Classic Books

During my last trip, which lasted 5 weeks, I read the Koran, the Holy Writings for Muslims. Honestly, I have to say that the book is not on par with our Bible. But I’ll write a more detailed report on the Koran some other time.

I’d like to share what I’m reading these days. For the last year or so, I’ve read almost nothing but classics. People say we live in the Information Age. But most information is inessential. We can go without watching TV or reading the newspaper for months and have no big change in the quality of our lives. Classic books are both more useful for our lives and more entertaining.

I started with the 10 most influential 20th century Christian books as ranked by Christianity Today. C.S. Lewis’s Mere Christianity, which we studied during the Three-Strand early morning prayer meetings, tops the list. Also included is Celebration of Discipline, a book we use for one of our Life Series Bible studies.
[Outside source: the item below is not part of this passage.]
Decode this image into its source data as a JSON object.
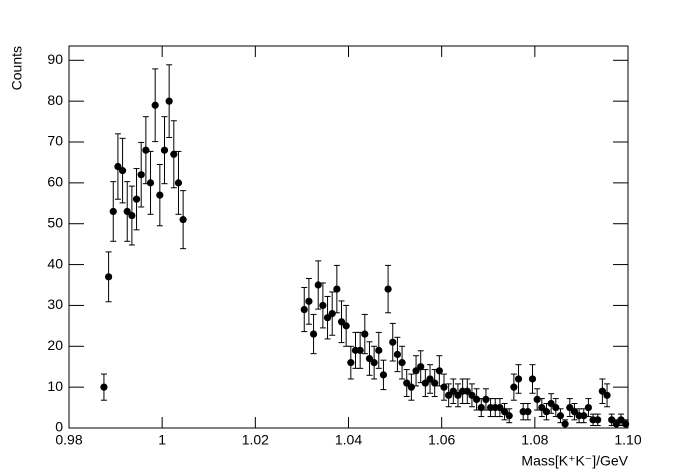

After I finished reading the books on that list, I got a list of the 100 most influential books in shaping the world today. I picked a few books from this list and read them.

Let me share my thoughts on two books I read. One is The Republic by Plato. I read it twice because it was so interesting to find that many modern ideas are just rehashing of ideas written in this book. The other book is The Prince by Machiavelli. His thesis is that the major duty of princes is to keep peace among people and nations. To do that, they must rely on wisdom and diplomacy, which seemed to me euphemisms for violence and treachery.

Classic books attain their status because they present ideas and human emotions that transcend time. They help us understand human beings and human lives. One particular benefit for Christians of reading classics is that they show the limits of humans and human efforts. For example, in The Republic, Socrates suggests ways to build an ideal society. But it’s obvious that the possibility of accomplishing it is nil because such schemes depend on too many unrealistic conditions that human beings cannot meet.

As I read the Prince, I learned about people who are driven by success and better understood their motivation and their behavior. But the book clearly shows that real peace cannot be obtained through what the author suggests, and reveals how superior Jesus’ ways are. Macchiavelli wrote that peace can only be obtained through force, but Jesus said, “All those who take up the sword shall perish by the sword.” The book argues that peace can only be achieved by scheming princes, but Jesus said, “Whoever wishes to be first among you shall be slave of all.” Men cannot obtain peace or form an ideal society on their own: we need God.